Treatment of babesiosis remains challenging. Current guidelines recommend combination therapy, which could be azithromycin and atovaquone for mild infection or clindamycin and quinine for severe infection for total of 7–10 days. There is still debate regarding the best regimen for severe infection though azithromycin and atovaquone may be better tolerated and more efficacious [[11], [12], [13]]. Plasmapheresis is another potential option for persistent high-grade parasitemia (>10%) with significant hemolysis, or renal, hepatic, or pulmonary compromise [14]. In immunosuppressed patients with independent risk factors for a poor prognosis such as asplenia, HIV and cytopenia there is a significant risk for delayed parasitic clearance and relapse [5]. In these circumstances a prolonged treatment course and monitoring for parasitic clearance using PCR-based testing may be warranted [15].

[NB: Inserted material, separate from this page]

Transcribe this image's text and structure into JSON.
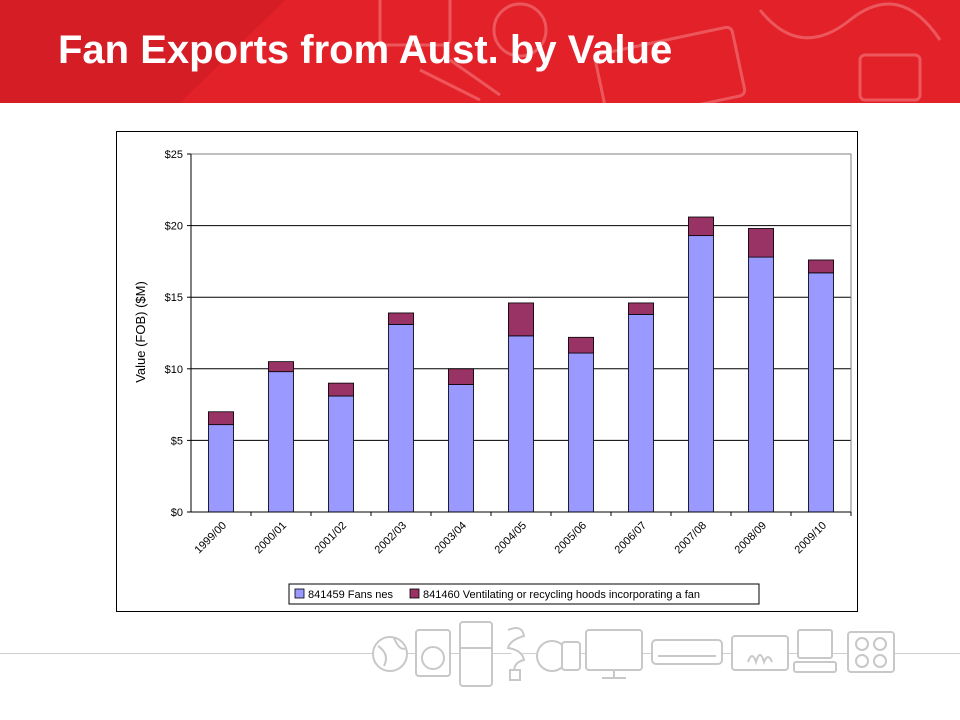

While it is possible that there was another etiology for our patient’s splenic infarction, he had no evidence of an immunocompromised state or conditions such as endocarditis, vascular disease or malignancy, which could account for his developing splenic infarction. Moreover, the patient’s symptoms improved quickly and parasitemia cleared after starting appropriate treatment, suggesting babesiosis was the likely etiology.

Conclusion

Our case illustrates that babesiosis should be considered in the differential diagnosis of patients presenting with non-specific symptoms and splenic infarction, particularly in endemic areas, as prompt and early treatment is crucial to prevent life-threatening complications such as spontaneous splenic rupture. Of note, our case also illustrates that, in contrast to other complications of babesiosis, splenic infarction can occur despite the lack of an immunocompromised state. While often under-recognized, early recognition and treatment of babesiosis can greatly reduce morbidity and mortality.

Conflict of interest

There is no conflict of interest.

Funding

No source of funding.

Consent

Patient’s consent was obtained for the publication.